How To Repair Lawn Mower Engine (Helpful Guide)
Who says that you have to be a mechanic to fix a lawn mower engine? With the help of the following steps, you will have a properly functioning lawnmower engine without spending a dime on a mechanic.
Step 1: Disconnecting the Spark Plug
Start by disconnecting the spark plug. This will prevent the lawnmower from starting abruptly so you can work on it without any hazardous outbreaks.
Make sure to wear durable gloves and safety goggles in case of metal pieces, gasoline residue or dirt which may cause an infection. Don’t hold any pieces of metal to the spark plug or else you will likely suffer from a painful shock.
Step 2: See Spark Plug Condition
Take a good look around the spark plug before disassembling
the engine to figure out what is the actual problem.
The spark plug could be worn out, bridged, melted, overheated, coated with ash/oil or affected by carbon deposits, preignition, high-speed glazing, detonation or mechanical damage.
Identify what situation the spark plug is in and then determine which action to take to properly fix your lawn mower engine.
Spark Plug Condition Chart
As the most common ignition system is the magneto ignition system, make sure there is a small gap, about the thickness of a gift card and no more, between the magnets in the flywheel and the magneto itself.
When the machine is started, the flywheel turns. There are two “teeth” on the starter to turn it, and the cord will rewind as soon as the brake is disengaged.
It is very common to mess up while trying to remove a flywheel. But when done properly, it’s easy! There is a nut that holds the flywheel so strongly that it can only budge by blocking the rotation of the crankshaft while holding the nut on the blade with a wrench.
You can also try blocking the rotation of the blade. Don’t try to tamper with the flywheel as it can cause the teeth to break off.
Once the nut is removed, gently detach the flywheel with a crowbar and put it to one side safely. The flywheel is marked to indicate which way to put it back into place correctly.
Usually, with engine mishaps, the carburetor is likely to be the pest of the problem. It is crucial that the carburetor stays clean, but it is tiring to do so.
If it is gunky from gasoline, place the metal bits in a container of gasoline overnight and no longer.
Examine the float for issues and soak it in water to make sure there aren’t any holes. The float valve should be clean to move without resistance. See if the carburetor is clogged, as this is a very likely issue.
If it is, don’t fret, just run a wire through it and use a flashlight to get the hard to reach spots.
Check if the hole in the gas cap is clogged, only if your mower has this feature. Gently screw off the cap, run a small wire to clean it if it’s clogged and see if the engine starts.
Check the gas tanks filter if you see gasoline leaking from the main line. Clean the gas tanks filter with slight brushing.
If this doesn’t fix the issue, then run a pipe cleaner or something of that sort through the line. Do this until the pipe cleaner comes out clean.
For other engines, push primers should be cut-free and the air hole should be open to creating the correct air-fuel mixture for the engine.

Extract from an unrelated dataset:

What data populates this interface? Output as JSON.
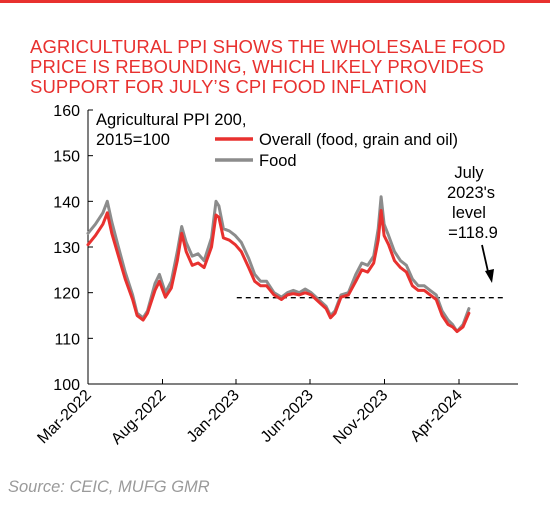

In a four-stroke engine, there are two valves; the intake valve which pushes the air-fuel mix into the combustion chamber and exhaust valve which releases the carbon monoxide and remnants of the combustion.
These valves are controlled by a camshaft which can collect gunk. This can be cleaned by a valve cleaner or simply by hand. Sometimes the valves can have scratches or leak oil, which indicates that you’re not changing its oil regularly.
If the valves are chipped badly or don’t work properly, then you have no choice but to change the valves with new ones.
Although the spark arrestor is not a very crucial part of a lawnmower engine, it is required by law on all outdoor engines. It prevents fires by catching sparks. Most spark arrestors cannot be opened, so you will need to use wire to clean it out of any possible blockages.
Removing the piston is very dangerous as it means you will have to separate the two halves of your lawnmower engine. It is not recommended of course, but if you do, be sure to take proper precautions.
Once you have separated the two halves of the engines cautiously, disconnect the piston from the crankshaft and push the piston out through the combustion chamber. Your piston is fine if you see gaps in the rings are lining up as you pull the piston out of the engine.
Align the piston ring gaps at about a 90-degree difference so that the oil cannot spill through. Also, check the cylinder walls for scratches which could be letting in the oil. If you still haven’t found the problem, then it means your piston rings have gone bad.
Use a ring compressor or two pairs of pliers to remove them. But be careful to not put the wrong ring on one of the groves! After placing the rings, scatter the gaps of the rings at a 90-degree difference and add a little engine oil, so they work smoothly.
Put the piston back in using the markings given, so you don’t put it in the wrong direction. Squeeze the rings a little if you have to in order to get the piston into the cylinder. Then just screw everything back together! Easy as that.
If you tried these steps and nothing seems to work, then it’s time to throw out the old mower and get a new one. Starting afresh doesn’t hurt, right? Hope this helped you a pinch!